Pakistan Supreme Court has expressed disappointment over what it has called a 'subjective sense of morality' shown by a Lahore High Court (LHC) judge.
The LHC judge had passed an order which overshadowed his responsibility of protecting a citizen's constitutional right to liberty.
According to Dawn News, Justice Asif Saeed Khosa of the Supreme Court said in a verdict that 'the court has been saddened by the fact that through the impugned order a judge of a high court had allowed his responsibility of protecting a citizen's constitutional right to liberty to be overshadowed by his own subjective sense of morality'.
The controversy began when the LHC judge disposed of a habeas corpus petition on July 4 and ordered that Naseem Akhtar, 28, lived with her father so that the veracity of two marriages could be adjudged by the relevant court, the report said.

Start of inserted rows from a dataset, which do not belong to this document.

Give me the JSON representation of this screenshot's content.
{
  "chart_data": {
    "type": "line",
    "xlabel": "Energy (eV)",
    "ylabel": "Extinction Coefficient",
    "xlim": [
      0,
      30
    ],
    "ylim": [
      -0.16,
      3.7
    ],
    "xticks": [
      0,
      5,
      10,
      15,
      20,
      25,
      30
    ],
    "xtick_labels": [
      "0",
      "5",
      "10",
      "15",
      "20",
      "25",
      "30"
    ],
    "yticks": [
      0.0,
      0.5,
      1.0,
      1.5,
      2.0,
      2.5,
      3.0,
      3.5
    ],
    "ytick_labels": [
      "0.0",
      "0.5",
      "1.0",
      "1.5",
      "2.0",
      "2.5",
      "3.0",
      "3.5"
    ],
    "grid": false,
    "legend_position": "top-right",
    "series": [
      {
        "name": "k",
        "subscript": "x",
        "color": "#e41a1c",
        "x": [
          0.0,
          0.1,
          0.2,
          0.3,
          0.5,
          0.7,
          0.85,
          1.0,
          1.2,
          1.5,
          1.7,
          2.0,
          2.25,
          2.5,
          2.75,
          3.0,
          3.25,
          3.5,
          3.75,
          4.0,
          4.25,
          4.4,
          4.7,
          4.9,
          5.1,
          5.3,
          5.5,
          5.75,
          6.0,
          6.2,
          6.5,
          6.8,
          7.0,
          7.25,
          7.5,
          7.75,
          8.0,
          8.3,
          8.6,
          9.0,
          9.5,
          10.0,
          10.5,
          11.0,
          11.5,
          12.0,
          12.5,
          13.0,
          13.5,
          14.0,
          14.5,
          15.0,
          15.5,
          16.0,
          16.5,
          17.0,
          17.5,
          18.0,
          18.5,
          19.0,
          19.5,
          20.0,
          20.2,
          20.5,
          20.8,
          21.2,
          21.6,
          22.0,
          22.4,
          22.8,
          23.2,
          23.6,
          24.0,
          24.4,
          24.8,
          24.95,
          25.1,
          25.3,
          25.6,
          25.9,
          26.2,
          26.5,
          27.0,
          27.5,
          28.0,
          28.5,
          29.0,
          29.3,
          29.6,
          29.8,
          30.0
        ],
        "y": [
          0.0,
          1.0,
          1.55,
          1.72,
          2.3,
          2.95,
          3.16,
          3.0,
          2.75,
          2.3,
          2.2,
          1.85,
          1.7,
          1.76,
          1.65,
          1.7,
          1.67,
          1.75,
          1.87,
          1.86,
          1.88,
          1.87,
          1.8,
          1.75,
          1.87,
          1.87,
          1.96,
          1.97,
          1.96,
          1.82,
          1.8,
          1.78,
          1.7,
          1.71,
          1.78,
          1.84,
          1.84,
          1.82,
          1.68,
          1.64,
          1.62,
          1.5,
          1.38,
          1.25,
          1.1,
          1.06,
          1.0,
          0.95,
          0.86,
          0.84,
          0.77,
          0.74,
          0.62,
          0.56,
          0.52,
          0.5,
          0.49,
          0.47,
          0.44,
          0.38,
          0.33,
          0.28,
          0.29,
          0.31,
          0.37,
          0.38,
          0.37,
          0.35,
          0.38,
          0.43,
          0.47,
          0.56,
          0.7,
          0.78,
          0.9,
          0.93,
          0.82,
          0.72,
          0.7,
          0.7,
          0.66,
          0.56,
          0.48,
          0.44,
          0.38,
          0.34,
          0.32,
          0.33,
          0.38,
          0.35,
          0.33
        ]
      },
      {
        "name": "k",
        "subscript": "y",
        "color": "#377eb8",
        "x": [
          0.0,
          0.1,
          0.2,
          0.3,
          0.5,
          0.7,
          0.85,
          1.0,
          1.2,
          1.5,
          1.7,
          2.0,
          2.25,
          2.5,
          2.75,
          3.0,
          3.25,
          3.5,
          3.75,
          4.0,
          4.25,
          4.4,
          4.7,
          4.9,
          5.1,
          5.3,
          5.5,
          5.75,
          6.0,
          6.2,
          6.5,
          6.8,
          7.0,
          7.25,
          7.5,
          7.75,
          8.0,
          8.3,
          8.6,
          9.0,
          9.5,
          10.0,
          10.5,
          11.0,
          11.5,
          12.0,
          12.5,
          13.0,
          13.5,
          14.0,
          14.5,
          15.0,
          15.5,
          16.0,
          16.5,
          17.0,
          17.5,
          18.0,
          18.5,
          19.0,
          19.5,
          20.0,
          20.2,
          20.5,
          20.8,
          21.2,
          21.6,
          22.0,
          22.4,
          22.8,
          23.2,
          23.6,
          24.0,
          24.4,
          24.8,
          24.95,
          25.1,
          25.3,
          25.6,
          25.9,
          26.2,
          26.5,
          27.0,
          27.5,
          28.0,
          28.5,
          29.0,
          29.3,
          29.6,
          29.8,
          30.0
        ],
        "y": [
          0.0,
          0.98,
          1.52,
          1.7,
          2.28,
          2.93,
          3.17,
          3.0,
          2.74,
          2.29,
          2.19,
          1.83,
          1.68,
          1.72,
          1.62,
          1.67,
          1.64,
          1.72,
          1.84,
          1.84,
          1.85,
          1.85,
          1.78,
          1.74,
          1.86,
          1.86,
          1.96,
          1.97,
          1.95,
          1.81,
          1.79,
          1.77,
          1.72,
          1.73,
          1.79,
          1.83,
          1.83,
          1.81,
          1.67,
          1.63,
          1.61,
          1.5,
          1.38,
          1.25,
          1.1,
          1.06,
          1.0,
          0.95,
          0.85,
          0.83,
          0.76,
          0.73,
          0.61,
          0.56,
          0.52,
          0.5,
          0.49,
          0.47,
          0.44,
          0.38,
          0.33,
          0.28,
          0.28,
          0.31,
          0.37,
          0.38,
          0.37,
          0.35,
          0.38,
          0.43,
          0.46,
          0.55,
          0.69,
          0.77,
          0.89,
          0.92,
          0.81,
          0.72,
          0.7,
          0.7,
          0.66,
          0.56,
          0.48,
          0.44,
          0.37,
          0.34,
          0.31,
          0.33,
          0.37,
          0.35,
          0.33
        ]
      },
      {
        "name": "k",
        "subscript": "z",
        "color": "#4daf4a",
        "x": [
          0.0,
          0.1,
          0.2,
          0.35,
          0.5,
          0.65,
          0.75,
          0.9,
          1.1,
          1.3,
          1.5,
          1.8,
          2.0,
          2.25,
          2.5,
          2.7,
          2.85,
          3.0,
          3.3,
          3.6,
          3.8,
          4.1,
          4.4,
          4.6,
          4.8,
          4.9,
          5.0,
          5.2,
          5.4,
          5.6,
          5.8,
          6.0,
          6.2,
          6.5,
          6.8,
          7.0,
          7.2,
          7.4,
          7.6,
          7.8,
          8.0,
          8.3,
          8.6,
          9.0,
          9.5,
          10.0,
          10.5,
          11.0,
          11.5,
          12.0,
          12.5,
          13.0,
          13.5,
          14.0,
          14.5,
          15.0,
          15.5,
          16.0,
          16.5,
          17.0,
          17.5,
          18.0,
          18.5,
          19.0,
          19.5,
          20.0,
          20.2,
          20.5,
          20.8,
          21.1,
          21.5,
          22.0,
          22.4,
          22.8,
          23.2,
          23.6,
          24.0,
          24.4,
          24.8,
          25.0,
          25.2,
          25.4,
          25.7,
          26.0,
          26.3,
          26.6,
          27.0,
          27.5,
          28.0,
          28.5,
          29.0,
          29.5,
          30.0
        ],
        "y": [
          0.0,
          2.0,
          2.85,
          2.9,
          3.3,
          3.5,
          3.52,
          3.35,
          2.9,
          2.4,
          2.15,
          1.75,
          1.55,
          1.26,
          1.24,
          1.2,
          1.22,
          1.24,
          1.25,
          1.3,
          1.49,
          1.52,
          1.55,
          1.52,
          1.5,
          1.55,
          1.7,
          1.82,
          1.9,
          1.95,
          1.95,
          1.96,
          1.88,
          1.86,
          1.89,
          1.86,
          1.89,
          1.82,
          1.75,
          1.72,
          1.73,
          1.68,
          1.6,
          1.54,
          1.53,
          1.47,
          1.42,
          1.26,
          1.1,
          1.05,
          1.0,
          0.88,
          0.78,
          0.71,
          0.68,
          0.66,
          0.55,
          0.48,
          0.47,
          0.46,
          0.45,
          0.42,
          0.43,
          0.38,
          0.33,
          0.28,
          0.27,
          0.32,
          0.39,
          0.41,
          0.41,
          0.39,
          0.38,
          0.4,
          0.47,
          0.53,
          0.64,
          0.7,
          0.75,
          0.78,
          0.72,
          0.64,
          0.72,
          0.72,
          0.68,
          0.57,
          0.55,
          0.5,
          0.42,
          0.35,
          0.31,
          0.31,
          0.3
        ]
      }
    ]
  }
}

The dispute revolves around claims by Mohammad Imran Khan and Mohammad Tariq that they married with the same woman.
Khan cited May 14 as the date when he married Akhtar whereas Tariq said he married on Dec 25 last year and that the marriage was still intact - a claim acknowledged by Akhtar and her father Ali Mohammad.

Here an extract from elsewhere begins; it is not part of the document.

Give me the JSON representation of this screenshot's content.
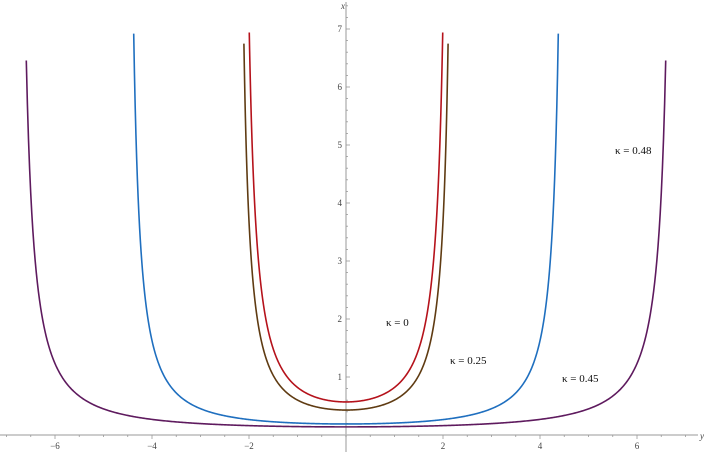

Akhtar pleaded that she was not in confinement or restrained while living with her father and wanted to live with him.
She had filed on June 26 a jactitation of marriage suit against Khan and the case was pending with a family court in Sillanwali, Sargodha district.
Akhtar denied that she had married Khan and pleaded that he should be restrained 'from being her husband'.
But the high court did not accept the plea, saying the contention was untenable and the court could not allow a person to live an 'immoral life'.
She would stay in the Darul Aman till the time her suit for jactitation of marriage was decided, the high court judge ruled in his chambers.
The Supreme Court converted the petition into an appeal and ordered that Akhtar be set free and live with her father.
The apex court asked the registrar of the LHC to bring the verdict to the notice of the judge-in-chamber.